I have already used one type of argument to suggest that both a quantitative and qualitative transformation is involved when we multiply these two numbers.
So we can imagine 3 as independent units separated in linear time (arranged for example in a row).
So we could represent this operation by two distinct rows of 3. Then we add up all the separate units we get 6 (which represents the quantitative transformation implied by the relationship).
However the very capacity to see the two rows of 3 as common, thereby enabling the multiplication by 2, implies the corresponding recognition of interdependence (i.e. as two similar rows) which is a directly qualitative distinction.
Therefore, 2 * 3 implies recognition of both (quantitative) independence in the recognition of the separate units of each row and (qualitative) interdependent elements with respect to the recognition of the common similar nature of both rows.
So once again Conventional Mathematics inevitably reduces this interactive understanding (entailing both quantitative and qualitative aspects) in a reduced - merely - quantitative manner.
Now a deeper issue raised by this multiplication process is that the qualitative recognition of shared interdependence does not belong to linear time but in fact entails moving to an entirely new appreciation of n-dimensional time (and space). So in the simplest case involving the multiplication of two numbers, 2-dimensional time (and 2-dimensional space) is involved. Now of course because of the reduced 1-dimensional nature of Conventional Mathematics (from a qualitative perspective), we fail completely to recognise this crucially important point and thereby consistently misrepresent - in formal terms - the true dynamic nature of our experience of number.
So even at a very early age (10 or 11) I was beginning to see - literally - completely new dimensions to Mathematics that I was intent on exploring further. Thus I was already beginning to realise that what is commonly represented as Mathematics (i.e. its absolute quantitative interpretation) represents but an - admittedly very important - special case of a much more comprehensive mathematical reality.
This was brought home to me in a startling way through continual reflection on the square root of 1.
It struck me as very strange how in Conventional Mathematics the square of 1 had just one unambiguous result, whereby the corresponding square root can be given two results which are direct opposites of each other!
So the square of 1 is given as 1, whereas the two square roots of 1 are given as + 1 and – 1 respectively.
Now I reckoned that it would not be considered possible for example in the matter of mathematical proof that a proposition could equally be given a positive truth value (+ 1) and a negative truth value (– 1).

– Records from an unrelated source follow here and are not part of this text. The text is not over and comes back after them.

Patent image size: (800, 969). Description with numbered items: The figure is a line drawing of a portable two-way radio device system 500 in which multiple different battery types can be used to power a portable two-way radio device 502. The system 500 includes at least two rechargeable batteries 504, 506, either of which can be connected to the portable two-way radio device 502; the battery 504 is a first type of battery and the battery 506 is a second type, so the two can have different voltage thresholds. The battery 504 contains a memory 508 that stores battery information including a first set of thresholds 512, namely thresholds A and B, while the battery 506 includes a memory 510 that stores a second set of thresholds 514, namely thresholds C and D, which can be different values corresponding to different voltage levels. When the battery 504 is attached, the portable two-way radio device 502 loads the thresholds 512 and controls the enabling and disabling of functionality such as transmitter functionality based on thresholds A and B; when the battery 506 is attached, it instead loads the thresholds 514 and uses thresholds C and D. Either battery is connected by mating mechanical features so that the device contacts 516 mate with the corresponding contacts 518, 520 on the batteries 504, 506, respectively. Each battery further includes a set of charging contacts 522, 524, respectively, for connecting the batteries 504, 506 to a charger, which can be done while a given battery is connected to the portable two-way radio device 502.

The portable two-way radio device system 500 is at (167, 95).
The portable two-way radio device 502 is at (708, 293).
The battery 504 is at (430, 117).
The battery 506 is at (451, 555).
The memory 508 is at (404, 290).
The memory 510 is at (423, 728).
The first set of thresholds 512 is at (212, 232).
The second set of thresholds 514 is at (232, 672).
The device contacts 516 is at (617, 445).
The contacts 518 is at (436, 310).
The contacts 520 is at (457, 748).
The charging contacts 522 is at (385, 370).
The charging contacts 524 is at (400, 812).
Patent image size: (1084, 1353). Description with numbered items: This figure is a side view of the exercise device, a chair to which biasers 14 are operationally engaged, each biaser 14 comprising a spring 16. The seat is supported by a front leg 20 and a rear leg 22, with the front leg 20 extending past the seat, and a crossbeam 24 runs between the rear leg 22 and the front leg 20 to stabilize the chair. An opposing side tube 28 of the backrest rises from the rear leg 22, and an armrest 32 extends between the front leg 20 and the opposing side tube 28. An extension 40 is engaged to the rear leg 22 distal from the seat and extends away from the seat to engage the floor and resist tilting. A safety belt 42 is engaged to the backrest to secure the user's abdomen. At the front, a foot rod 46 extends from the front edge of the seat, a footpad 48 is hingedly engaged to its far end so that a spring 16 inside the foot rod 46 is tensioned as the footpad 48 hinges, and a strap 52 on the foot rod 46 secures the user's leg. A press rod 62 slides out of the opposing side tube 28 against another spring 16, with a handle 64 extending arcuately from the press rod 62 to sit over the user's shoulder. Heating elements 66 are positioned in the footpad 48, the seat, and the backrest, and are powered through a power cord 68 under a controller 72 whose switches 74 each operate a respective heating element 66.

This would thereby suggest for example that the Pythagorean Theorem could be both true and false!
The very nature of accepted mathematical proof is unambiguous and designed to rule out the possibility of such a situation. Therefore by definition if a proposition is proven true, it cannot also be false (and if proven false cannot be also true). Thus in the area of proof, the positive truth value rules out the negative, and the negative truth value rules out the positive!
However here with respect to one of the simplest mathematical operations, in quantitative terms, a positive truth value is deemed to include the negative, and the negative include the positive.
For me this represented blatant inconsistency with respect to the accepted linear (1-dimensional) logic on which conventional mathematical truth is predicated.
So I already began to suspect that associated with the square of a number was a "higher" 2-dimensional logic that operated in a very different manner from what was conventionally accepted.
Furthermore I suspected that there was a direct link as between this "higher" dimensional logic (in qualitative terms) and the corresponding roots of 1 (in quantitative terms).
This was indeed heady stuff! However I lacked sufficient mental maturity (especially at a philosophical level) to make further progress at this stage.
So for the remaining primary and secondary years I maintained an uneasy balance as between conventional mathematical notions (which I already suspected were deeply flawed) and emerging personal notions (which however could not yet be properly articulated at this time).